VIERA, Fla. - Chien-Ming Wang threw a bullpen session on Sunday, after pitching in an intrasquad game on March 4. He cut that game short after feeling tightness in his arm at the end of the first inning, instead of pitching the second inning he was supposed to throw.
Those are the facts of Wang's rehab from shoulder surgery this spring, and the Nationals say there's not much more to interpret from the pitcher's schedule than those. His 2009 operation, and the process of coming back from that surgery, is unique enough that they can't match it up to the timetable of previous pitchers. They're left to take events as singular occurrences, disparate data points that don't fit neatly in a linear progression, and wait until they see bona fide signs that the right-hander is ready to pitch in a game.
"Chien-Ming is continuing to throw," trainer Lee Kuntz said. "With him, it's a gradual process, ebb and flow, you take him up a level, you see how he responds, and you reformulate your plan from there. He threw in that game over on the minor league side. He became a little sore. We backed off a little bit; I wouldn't call it a setback by any means. He's continuing to throw. He's throwing in the bullpen, and when we determine he's ready to throw in a game, we'll discuss that as a staff."
But, Kuntz asserted at the end of his update, "(Wang) is making progress."
That may be the case, but days are ticking off the calendar just like last year, when Wang didn't pitch in a major league game after signing a $2 million contract, and just like they always will. Manager Jim Riggleman said on March 5 that he'd expect Wang to be ready by May, and ruled him out of the Nationals' opening day roster yesterday.

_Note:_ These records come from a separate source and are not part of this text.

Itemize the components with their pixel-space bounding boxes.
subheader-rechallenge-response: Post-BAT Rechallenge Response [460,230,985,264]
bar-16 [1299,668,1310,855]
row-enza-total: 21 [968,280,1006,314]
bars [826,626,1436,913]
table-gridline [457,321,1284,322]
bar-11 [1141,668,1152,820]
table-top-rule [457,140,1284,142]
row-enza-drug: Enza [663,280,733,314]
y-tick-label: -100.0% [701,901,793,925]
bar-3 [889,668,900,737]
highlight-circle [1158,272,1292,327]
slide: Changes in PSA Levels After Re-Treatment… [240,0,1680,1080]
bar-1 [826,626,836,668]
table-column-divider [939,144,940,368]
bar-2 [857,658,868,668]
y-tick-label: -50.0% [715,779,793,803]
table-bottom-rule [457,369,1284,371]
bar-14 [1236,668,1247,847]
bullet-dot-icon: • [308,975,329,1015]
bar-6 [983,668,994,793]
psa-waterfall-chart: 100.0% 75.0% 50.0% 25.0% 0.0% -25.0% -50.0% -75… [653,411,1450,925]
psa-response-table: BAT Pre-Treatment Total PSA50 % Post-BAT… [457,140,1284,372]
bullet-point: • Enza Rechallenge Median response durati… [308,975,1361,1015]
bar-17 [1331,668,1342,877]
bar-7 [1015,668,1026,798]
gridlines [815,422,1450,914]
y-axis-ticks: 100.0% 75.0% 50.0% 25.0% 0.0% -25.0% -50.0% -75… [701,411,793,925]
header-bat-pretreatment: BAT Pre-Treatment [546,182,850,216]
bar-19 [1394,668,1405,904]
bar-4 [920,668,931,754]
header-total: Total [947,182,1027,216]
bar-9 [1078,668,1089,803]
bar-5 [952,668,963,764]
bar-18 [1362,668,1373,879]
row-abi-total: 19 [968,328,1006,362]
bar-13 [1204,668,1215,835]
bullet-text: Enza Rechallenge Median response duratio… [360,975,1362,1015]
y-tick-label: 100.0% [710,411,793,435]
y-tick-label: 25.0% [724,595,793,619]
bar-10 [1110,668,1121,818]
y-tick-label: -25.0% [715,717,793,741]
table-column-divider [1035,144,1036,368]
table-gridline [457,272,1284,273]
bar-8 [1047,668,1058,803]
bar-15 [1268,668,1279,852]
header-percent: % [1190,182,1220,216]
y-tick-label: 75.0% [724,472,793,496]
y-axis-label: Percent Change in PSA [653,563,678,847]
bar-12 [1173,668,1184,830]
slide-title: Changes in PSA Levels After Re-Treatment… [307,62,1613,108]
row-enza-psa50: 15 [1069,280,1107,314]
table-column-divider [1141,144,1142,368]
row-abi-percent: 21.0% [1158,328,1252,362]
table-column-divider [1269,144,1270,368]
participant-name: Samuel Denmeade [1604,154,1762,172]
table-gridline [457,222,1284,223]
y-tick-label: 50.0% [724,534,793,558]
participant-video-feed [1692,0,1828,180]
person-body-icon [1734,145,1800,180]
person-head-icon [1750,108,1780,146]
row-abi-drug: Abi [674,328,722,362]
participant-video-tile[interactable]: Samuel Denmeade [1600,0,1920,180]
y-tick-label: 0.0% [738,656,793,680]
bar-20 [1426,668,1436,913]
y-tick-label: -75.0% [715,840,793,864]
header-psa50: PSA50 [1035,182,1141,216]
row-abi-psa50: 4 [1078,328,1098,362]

Wang was clocked in the low-to-mid 80s in the intrasquad game, and Kuntz said he isn't throwing most of his pitches at full speed in his bullpen sessions, where he's working on his mechanics with pitching coach Steve McCatty. The Nationals have said many times that Wang's operation has little precedent in baseball, comparing it more to the injury New Orleans Saints quarterback Drew Brees sustained in 2005 with the San Diego Chargers. He came back in a year, but he's not being asked to throw a baseball 100 times, with varying speeds and degrees of break, 35 times a year.
Kuntz said he continues to see signs of progress in Wang's bullpen sessions and the way he's responding to them. Those signs aren't as easy to track as they are with most injuries, though, and in the end, the science of Wang's rehab is couched in the Nationals' ultimate belief they're doing the right things.
"We continue to listen to him. He continues to tell us how his body feels after we take steps forward," Kuntz said. "That's all we're trying to do - just make sure we don't drop the rock on anybody."